The oil- and gas-bearing Upper Silurian (Niagaran) pinnacle reef trend that crosses northern Michigan directly underlies large areas of the Antrim Shale gas accumulation. Decker and others (1992) suggest that differential compaction over the 400- to 500-ft-thick, 3,000- to 3,500-ft-diameter pinnacle reefs (Gill, 1979) may have created some of the flexures and fractures in the Antrim Shale. However, given that the pinnacle reefs are 4,500 to 5,000 ft beneath the Antrim Shale, this hypothesis seems rather improbable.
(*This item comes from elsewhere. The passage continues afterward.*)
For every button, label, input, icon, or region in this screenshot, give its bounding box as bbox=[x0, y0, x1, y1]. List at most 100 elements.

Halite units in the Upper Silurian Salina Group have been differentially leached along several margins of the Michigan basin and areas having the greatest dissolution are commonly the sites of salt-collapse in overlying carbonate units (Mesolella and Weaver, 1975). In northern Michigan, the lowermost salt beds of the Salina Group pinch out northwestward against a carbonate-shelf margin that borders the shoreward limit of the pinnacle-reef tract. The 150- to 200-ft-thick lower salt bed (A-1 evaporite) occupies the inter-reef areas whereas a slightly younger 150- to 300-ft-thick salt bed (A-2 evaporite) occupies inter-reef areas of the pinnacle reef tract as well as forming a continuous seal over the entire reef tract (Gill, 1979). To date there have been no reports of Salina Group salt dissolution in the pinnacle-reef trend of northern Michigan.

The Ellsworth Shale is a greenish gray shale that intertongues eastward with the upper member of the Antrim Shale (fig. 2). An isopach map by Fisher (1980) shows the Ellsworth Shale to be restricted to the west side of the Michigan basin and that its pinch-out edge trends northward through the Antrim Shale gas-producing trend in western Otsego County. Moreover, the thickest part of the Ellsworth Shale (greater than 900 ft ) is in adjoining Antrim County. Conceivably, fractures in the Antrim Shale may be concentrated along this facies change because of the contrast between the ductile Ellsworth Shale and the brittle Antrim Shale. This mechanism, however, cannot easily explain the well-fractured Antrim Shale east of Otsego County.